In a back of napkin exercise that took moments, I classified wines into the following categories:

Natural:  Wine from vines that collectively represent as little intervention as possible in the process of growing grapes and their fermentation

Terroir:  A wine that comes from cultivated vines and express the unique characteristics of the climate and soil of their geography

Style:  A wine that carries the signature of the winemaker who made it

Spoofulated: A type of wine (typically red) that is extracted (dense), high in alcohol and best served without food

Wine Beverage: A beverage made from grapes with additives that enhance flavor and color while promoting consistency from year to year.

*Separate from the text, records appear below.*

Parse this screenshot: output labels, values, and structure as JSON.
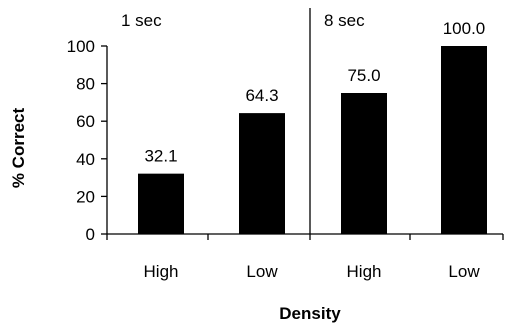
{
  "chart_data": {
    "type": "bar",
    "xlabel": "Density",
    "ylabel": "% Correct",
    "ylim": [
      0,
      100
    ],
    "yticks": [
      0,
      20,
      40,
      60,
      80,
      100
    ],
    "categories": [
      "High",
      "Low",
      "High",
      "Low"
    ],
    "values": [
      32.1,
      64.3,
      75.0,
      100.0
    ],
    "value_labels": [
      "32.1",
      "64.3",
      "75.0",
      "100.0"
    ],
    "groups": [
      {
        "label": "1 sec",
        "categories": [
          0,
          1
        ]
      },
      {
        "label": "8 sec",
        "categories": [
          2,
          3
        ]
      }
    ],
    "bar_color": "#000000",
    "grid": false,
    "legend": "none"
  }
}
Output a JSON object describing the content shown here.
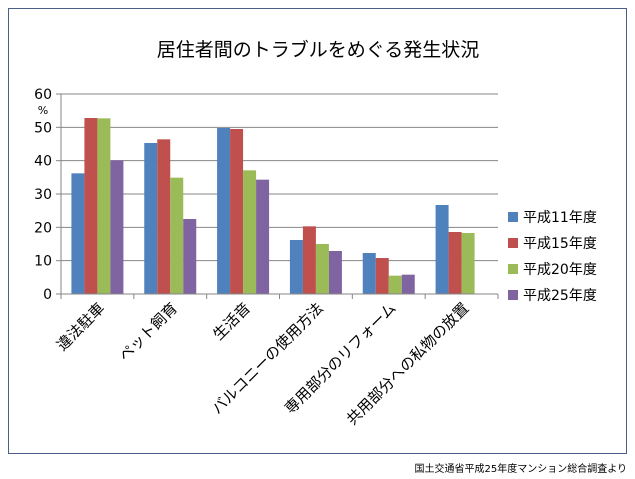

My overall point is a simple one – one of the reasons the wine world continues to progress in inches rather than yards is a stunning lack of clarity and alignment on the simplest things.

With natural wines and imports making a broad assault on consumer awareness, and the debate of “Old World” versus “New World” continuing to rear its feral head, the wine world (at least domestically) must create some sense of order—both for the good of understanding who they are marketing to and for the good of the consumer who wants to understand what they are buying.

A classification system need not be formal, and need not be expansive, but it does need to be generally acknowledged and it needs to encompass a wider variability than the tired clichés of “old” versus “new” with a dash of “terroir.”